Working Papers
Reducing teenage childbearing remains a policy priority in low- and middle-income countries, as teen motherhood is associated with lower educational attainment and labor force participation (LFP). Yet recent empirical work has shown that its effects on education and labor outcomes are not always negative, once accounting for selection bias and differences across groups. In this paper, I estimate the impact of teenage childbearing in Ecuador, a country that despite decades of policy efforts, consistently has some of the highest adolescent fertility rates in Latin America. Using a nationally representative survey on women’s health, I exploit variation in menarche timing (or age of first menstrual period) to instrument for the probability of teenage childbearing. I find no significant differences in educational attainment and LFP between teen mothers and other women in the sample, ruling out large negative effects. I show the results are not driven by differences across age cohorts, nor urban and rural localities. I find suggestive evidence that grandmother co-habitation could moderate these effects, allowing young mothers to continue their education.

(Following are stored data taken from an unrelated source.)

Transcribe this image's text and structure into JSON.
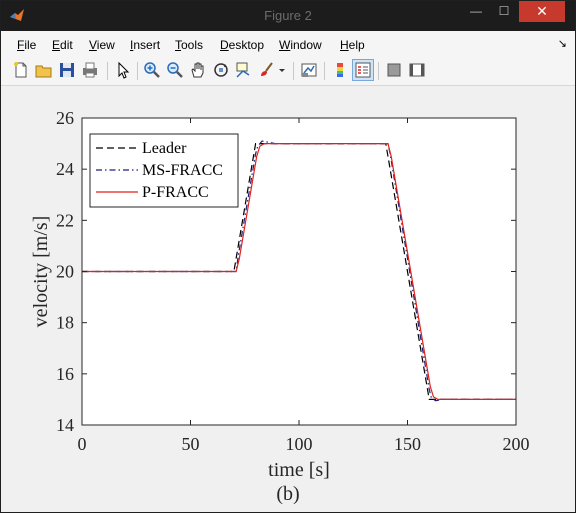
{
  "window": {
    "title": "Figure 2",
    "minimize_glyph": "—",
    "maximize_glyph": "☐",
    "close_glyph": "✕"
  },
  "menu": {
    "items": [
      {
        "key": "F",
        "rest": "ile",
        "label": "File"
      },
      {
        "key": "E",
        "rest": "dit",
        "label": "Edit"
      },
      {
        "key": "V",
        "rest": "iew",
        "label": "View"
      },
      {
        "key": "I",
        "rest": "nsert",
        "label": "Insert"
      },
      {
        "key": "T",
        "rest": "ools",
        "label": "Tools"
      },
      {
        "key": "D",
        "rest": "esktop",
        "label": "Desktop"
      },
      {
        "key": "W",
        "rest": "indow",
        "label": "Window"
      },
      {
        "key": "H",
        "rest": "elp",
        "label": "Help"
      }
    ],
    "dock_arrow": "↘"
  },
  "toolbar": {
    "icons": [
      "new-figure-icon",
      "open-file-icon",
      "save-icon",
      "print-icon",
      "pointer-icon",
      "zoom-in-icon",
      "zoom-out-icon",
      "pan-icon",
      "rotate-3d-icon",
      "data-cursor-icon",
      "brush-icon",
      "link-icon",
      "colorbar-icon",
      "legend-icon",
      "hide-plot-tools-icon",
      "show-plot-tools-icon"
    ]
  },
  "chart_data": {
    "type": "line",
    "title": "",
    "xlabel": "time [s]",
    "ylabel": "velocity [m/s]",
    "xlim": [
      0,
      200
    ],
    "ylim": [
      14,
      26
    ],
    "xticks": [
      0,
      50,
      100,
      150,
      200
    ],
    "yticks": [
      14,
      16,
      18,
      20,
      22,
      24,
      26
    ],
    "grid": false,
    "legend_position": "top-left",
    "series": [
      {
        "name": "Leader",
        "color": "#000000",
        "style": "dashed",
        "points": [
          [
            0,
            20
          ],
          [
            70,
            20
          ],
          [
            80,
            25
          ],
          [
            140,
            25
          ],
          [
            160,
            15
          ],
          [
            200,
            15
          ]
        ]
      },
      {
        "name": "MS-FRACC",
        "color": "#1f1f7a",
        "style": "dashdot",
        "points": [
          [
            0,
            20
          ],
          [
            71,
            20
          ],
          [
            72,
            20.6
          ],
          [
            80,
            24.6
          ],
          [
            81,
            24.9
          ],
          [
            83,
            25.1
          ],
          [
            86,
            25.05
          ],
          [
            89,
            25
          ],
          [
            141,
            25
          ],
          [
            142,
            24.6
          ],
          [
            160,
            15.4
          ],
          [
            161,
            15.05
          ],
          [
            163,
            14.95
          ],
          [
            166,
            15
          ],
          [
            200,
            15
          ]
        ]
      },
      {
        "name": "P-FRACC",
        "color": "#e3211c",
        "style": "solid",
        "points": [
          [
            0,
            20
          ],
          [
            71,
            20
          ],
          [
            72.5,
            20.5
          ],
          [
            80.5,
            24.5
          ],
          [
            82,
            24.9
          ],
          [
            84,
            25
          ],
          [
            141,
            25
          ],
          [
            142.5,
            24.5
          ],
          [
            160.5,
            15.5
          ],
          [
            162,
            15.1
          ],
          [
            164,
            15
          ],
          [
            200,
            15
          ]
        ]
      }
    ]
  },
  "caption": "(b)"
}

It’s all Fun and Games? The Persistent Effects of Willingness to Pay Experiments (with Jenny Aker, Brian Dillon, and Anne Krahn) (Draft coming soon!)
Willingness-to-pay (WTP) experiments have been widely used to assess demand for a variety of products. Yet can they also generate persistent and large impacts on adoption and welfare? We answer this question using a randomized controlled trial of a baseline WTP experiment, combined with in-person and phone survey data over a four-year period. We find that a simple experiment leads to positive and persistent effects on adoption and usage of an improved storage technology, resulting in significantly less pesticide use and fewer storage losses after three years. These results are primarily driven by those households who were able to experience the product. The experiment is also cost-effective as compared with demonstrations and free distributions.

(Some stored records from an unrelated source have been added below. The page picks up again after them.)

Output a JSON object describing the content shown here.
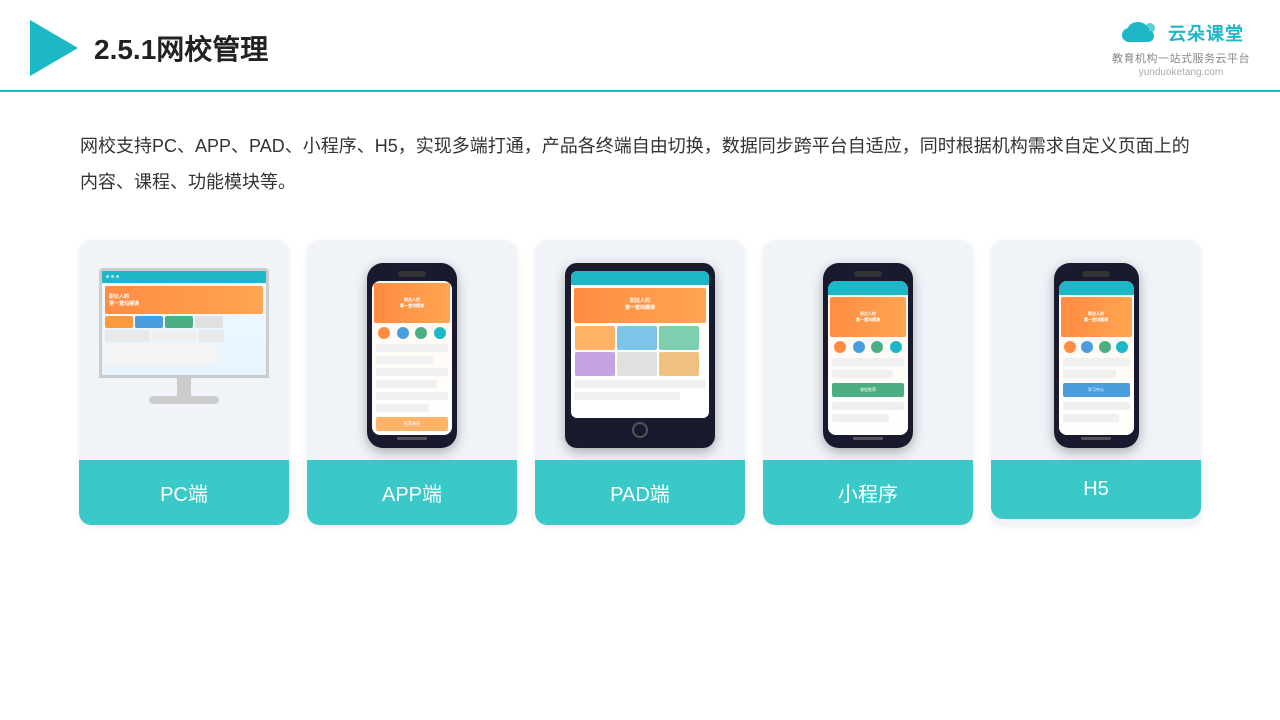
{
  "header": {
    "title": "2.5.1网校管理",
    "logo_name": "云朵课堂",
    "logo_url": "yunduoketang.com",
    "logo_tagline": "教育机构一站式服务云平台"
  },
  "description": {
    "text": "网校支持PC、APP、PAD、小程序、H5，实现多端打通，产品各终端自由切换，数据同步跨平台自适应，同时根据机构需求自定义页面上的内容、课程、功能模块等。"
  },
  "cards": [
    {
      "id": "pc",
      "label": "PC端"
    },
    {
      "id": "app",
      "label": "APP端"
    },
    {
      "id": "pad",
      "label": "PAD端"
    },
    {
      "id": "miniapp",
      "label": "小程序"
    },
    {
      "id": "h5",
      "label": "H5"
    }
  ],
  "accent_color": "#3bc8c8",
  "dark_color": "#1cb8c8"
}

Does Increasing Productive Credit Availability Improve Financial Inclusion? Evidence from El Salvador (with Oscar Mitnik, Edgar Salgado, and Alejandro Tamola)
We study how greater credit availability in the financial market causally induces financial inclusion in El Salvador. We match credit bureau records to El Salvador’s Development Bank (Bandesal) client portfolio, and using difference in difference methods, find that loan recipients are more likely to obtain new, high-quality loans, whereas their probability to default remains unchanged. The effects appear to be driven mostly by first-time clients who did not have any credit history 24 months before receiving the loan.
Work in Progress
The Impact of an Executive Education Program on High-Ability Student's Incursion in Public Service
This project seeks to understand the effects an executive education program aimed at promoting public service among high-achieving college students from Latin America. I leverage a competitive application process and extensive baseline information on the selected, waitlisted, and rejected finalists to show that the selected and waitlisted groups are tightly balanced across observables. I then conduct a comparison between these groups to understand whether the program increased public service employment among participants.